Да и вообще, я меньше всего намерен пускаться в воспоминания о своих состоявшихся и несостоявшихся амурных историях — просто в качестве примера пресловутых поэтических bagatelles мне подвернулись под руку стихи, посвященные юной девушке, каковое обстоятельство почти всегда однозначно определяет их тематику и стилистику. Как выражался Проперций, «aetas prima canat Veneres…» Но, с другой стороны, по меткому замечанию Горация, «…neque semper arcum tendit Apollo», и с таким же успехом я мог бы привести ничуть не хуже, как мне кажется, написанное стихотворение, поcвященное зрелому мужчине (ничего не имея против гомосексуализма как полноправного явления нашей общественной и культурной жизни, я все-таки хотел бы надеяться, что это не даст проницательному читателю повода усомниться в моей сексуальной ориентации — хотя, если вдуматься, почему бы и нет? — после того, как одна писательница, кажется, из Омска или из Перми при посылке мне своих эротических этюдов назвала меня мужем (хорошо еще, что не любовником) О.А.Седаковой, я уже ничему не удивляюсь).

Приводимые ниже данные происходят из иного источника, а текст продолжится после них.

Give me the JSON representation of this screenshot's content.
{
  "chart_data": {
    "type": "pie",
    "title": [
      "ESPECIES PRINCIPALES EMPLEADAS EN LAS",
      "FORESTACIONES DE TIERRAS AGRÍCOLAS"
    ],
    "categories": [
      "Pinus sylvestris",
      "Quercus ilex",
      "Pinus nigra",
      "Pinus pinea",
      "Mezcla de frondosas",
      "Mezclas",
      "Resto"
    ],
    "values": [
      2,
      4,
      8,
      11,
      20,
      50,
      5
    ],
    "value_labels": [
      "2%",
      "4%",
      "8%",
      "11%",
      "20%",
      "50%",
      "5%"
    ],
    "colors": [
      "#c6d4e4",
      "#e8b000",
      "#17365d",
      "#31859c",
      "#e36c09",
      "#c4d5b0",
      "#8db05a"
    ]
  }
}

Вот, например, на какой парафраз пушкинского «Слыхали ль вы…» вдохновила меня несколько экзотическая фамилия известного ученого и экстрасенса Андрея Ли, с которым я одно время имел удовольствие быть знакомым:

Когда в садах любви цвели

медлительные ивы

и вы вдоль этих ив брели,

заметили ли Ли вы?

Когда клонились до земли

сонливые оливы,

в той ослепительной дали

вздохнули ли о Ли вы?

— и т. д.

Хотя, конечно, надо с грустью признать, что в современной поэзии любовная лирика явно сдает свои позиции. Нынешние серьезные поэты (я не стану, хоть режьте, называть никаких имен, потому что, несмотря на бытующее мнение, что самые обидчивые и легко ранимые люди на свете — это актеры и работники отечественной сферы обслуживания, лично я в этом вопросе отдаю поэтам безусловный преферанс, ибо «irritabilis gens poetarum») в последнее время почему-то избегают писать на эту скользкую тему. А если и пишут, то до такой степени отстраненно и иносказательно, что порой не сразу поймешь, о чем речь.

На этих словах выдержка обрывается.